Великое открытие постмодерна в том, чтобы заметить, что смысл настоящих ценностей нельзя идеологически фиксировать, он транзитивен, и именно так — не идеологически, не на выборе или/или, а транзитивно, в скольжении между полярностями, строится современная мысль вокруг общих европейских понятий сегодня. Так мыслит и Седакова. Например, она говорит о такой ценности, как европейская дружба («Европейская традиция дружбы»), которая и не страсть и не просто знакомство, улыбка — которая не смех или плач, разум, который находится для Седаковой между гуманной разумностью и творческой способностью, между логикой и мифом. Это веселый и творящий ум, работа которого отличается от работы скупой рациональности или же буйного мифотворчества и о котором так важно думать сегодня. В статье о переписке Томаса Манна и Карла Кереньи («Гермес. Невидимая сторона классики») Ольга Александровна размышляет о споре двух великих умов модерна, отстаивавших каждый свою сторону, и не выбирает ни то ни другое. Ее «рациональность» всегда веселая, всегда танцующая, не забывающая о том, что понятие проистекает из образа, а образ должен быть точным, как понятие, а ее проза полна юмора и далека от осуждений и приговоров. В прозе, я бы сказала, заблудших персонажей спасают почти мимоходом и с улыбкой, между делом. И если в поэзии мы говорим о «периферийном зрении» как о трагическом усилии, то в прозе периферия в ее как будто второстепенных сюжетах легко и дружелюбно открывает свои пределы как территория размышлений и путешествий. Причем в буквальном смысле — именно на периферию каждый раз и путешествует Ольга Седакова: то в провинцию в Брянск, то в пограничную зону между Россией и Эстонией, то на малоизученную Сардинию с ее забытой нурагской цивилизацией.

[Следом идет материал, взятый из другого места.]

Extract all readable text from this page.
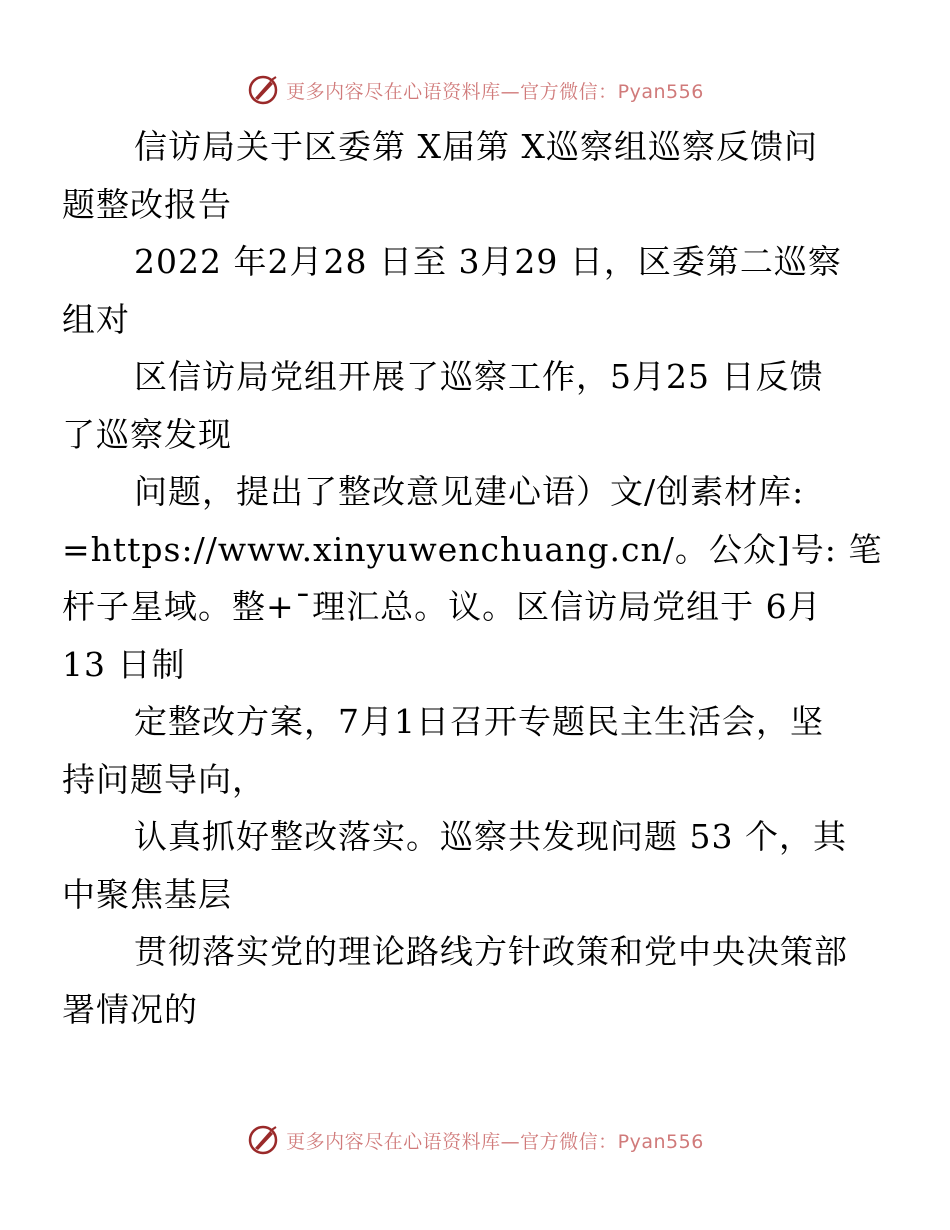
更多内容尽在心语资料库—官方微信：Pyan556

信访局关于区委第 X届第 X巡察组巡察反馈问
题整改报告

2022 年2月28 日至 3月29 日，区委第二巡察
组对

区信访局党组开展了巡察工作，5月25 日反馈
了巡察发现

问题，提出了整改意见建心语）文/创素材库:
=https://www.xinyuwenchuang.cn/。公众]号: 笔
杆子星域。整+¯理汇总。议。区信访局党组于 6月
13 日制

定整改方案，7月1日召开专题民主生活会，坚
持问题导向，

认真抓好整改落实。巡察共发现问题 53 个，其
中聚焦基层

贯彻落实党的理论路线方针政策和党中央决策部
署情况的

更多内容尽在心语资料库—官方微信：Pyan556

Так же как и постструктуралисты, Ольга Седакова может находить серьезное в самых неочевидных и даже юмористических местах, на полях и в маргиналиях основного читательского и школьного опыта, и сделать проходное место — центральной темой. Так, статья «Ноль, единица, миллион» вырастает из одного юмористического пушкинского замечания, что он всегда чувствует себя нулем, а при этом касается важнейшей темы места поэта в социуме.

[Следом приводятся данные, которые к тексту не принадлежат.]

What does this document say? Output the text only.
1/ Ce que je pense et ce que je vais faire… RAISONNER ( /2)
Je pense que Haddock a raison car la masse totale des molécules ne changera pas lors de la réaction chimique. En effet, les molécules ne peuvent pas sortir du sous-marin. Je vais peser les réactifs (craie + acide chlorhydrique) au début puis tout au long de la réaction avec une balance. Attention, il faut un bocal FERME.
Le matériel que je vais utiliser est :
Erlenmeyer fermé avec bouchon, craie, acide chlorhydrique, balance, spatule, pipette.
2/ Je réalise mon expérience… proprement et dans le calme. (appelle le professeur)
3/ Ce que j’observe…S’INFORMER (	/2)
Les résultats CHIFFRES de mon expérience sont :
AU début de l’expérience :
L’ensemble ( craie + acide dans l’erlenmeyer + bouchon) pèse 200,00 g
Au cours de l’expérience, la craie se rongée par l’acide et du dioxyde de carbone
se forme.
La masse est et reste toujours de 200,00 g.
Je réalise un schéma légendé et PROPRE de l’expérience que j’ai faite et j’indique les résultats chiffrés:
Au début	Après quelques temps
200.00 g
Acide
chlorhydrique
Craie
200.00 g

Таков же ее подход к Данте — и он весьма отличен от мандельштамовского. В своем «Разговоре о Данте» Мандельштам ведь совсем не хотел брать в расчет то, что было центральным для Алигьери — рациональную конструкцию великого флорентийца, считая, что только скоростные метафоры, орудийный язык его образов актуализирует его прочте-ние через века. Казалось бы, Мандельштам ставит в центр периферийное поле смысла и достигает в нем высот анализа, показывая, что вся рациональность, логичность Данте — это просто дань времени. Ольга Седакова делает иной шаг, не менее радикальный, — она возвращает эту «дань» в самый центр размышлений, но при этом показывает, что в «дани» важнейшим является то, что абсолютно периферийно не только для логики и рациональности нашего времени, но даже и для его физики. У Фомы Аквинского, вдохновителя Данте, вода течет вниз, потому что буквально любит падать, огонь движется вверх, потому что любит идти вверх, — такова их природа. И природа эта видится из стремления, из интенции, из склонностей и любви, а не из борьбы за существование. А на любви как основе логике и математики построен весь этот мир, через этот тип объяснения жизнь становится ближе и виднее гораздо четче. На семинарах Ольги Седаковой мы узнавали, почему Луна была названа Данте светилом грамматики, а Марс, военная планета, — планетой музыки.
И сегодня, с выходом новых книг о Данте, можно сказать, что Седакова создала новую постмандельштамовскую рецепцию Данте, которой уже некоторое время обучает и русских, и итальянцев. И, как оказывается, самое ценное в Данте — это умение видеть движение и динамизм смысла там, где в нашей перспективе существуют только скучные единства. Видеть улыбку там, где мы видим механику конвейера. И если рациональность мира — это само устройство его природы, то для Ольги Седаковой все в мире и природе устроено не так, как учат в школах. Она не раз говорила, что одной из личных катастроф был для нее план «круговращения воды в природе». Вот там-то все и кончилось! Потому что на самом деле «вода» существует не так. Можно сказать, что в прозе Седаковой на каждом месте преодолевается механистическая новоевропейская картина мира. Картина мира — другая. Мир устроен иначе. О чем говорит и современная наука, с которой у Ольги Седаковой много точек соприкосновения — по крайней мере, когда начинают рассказывать про новые открытия в физике или оптике. И в этом отношении из области «ценностей», «найденного третьего» их устройства мы легко переходим к области «природы», осо-бенно если учесть, что для любой рациональности всегда характерно искать основания в «природе вещей».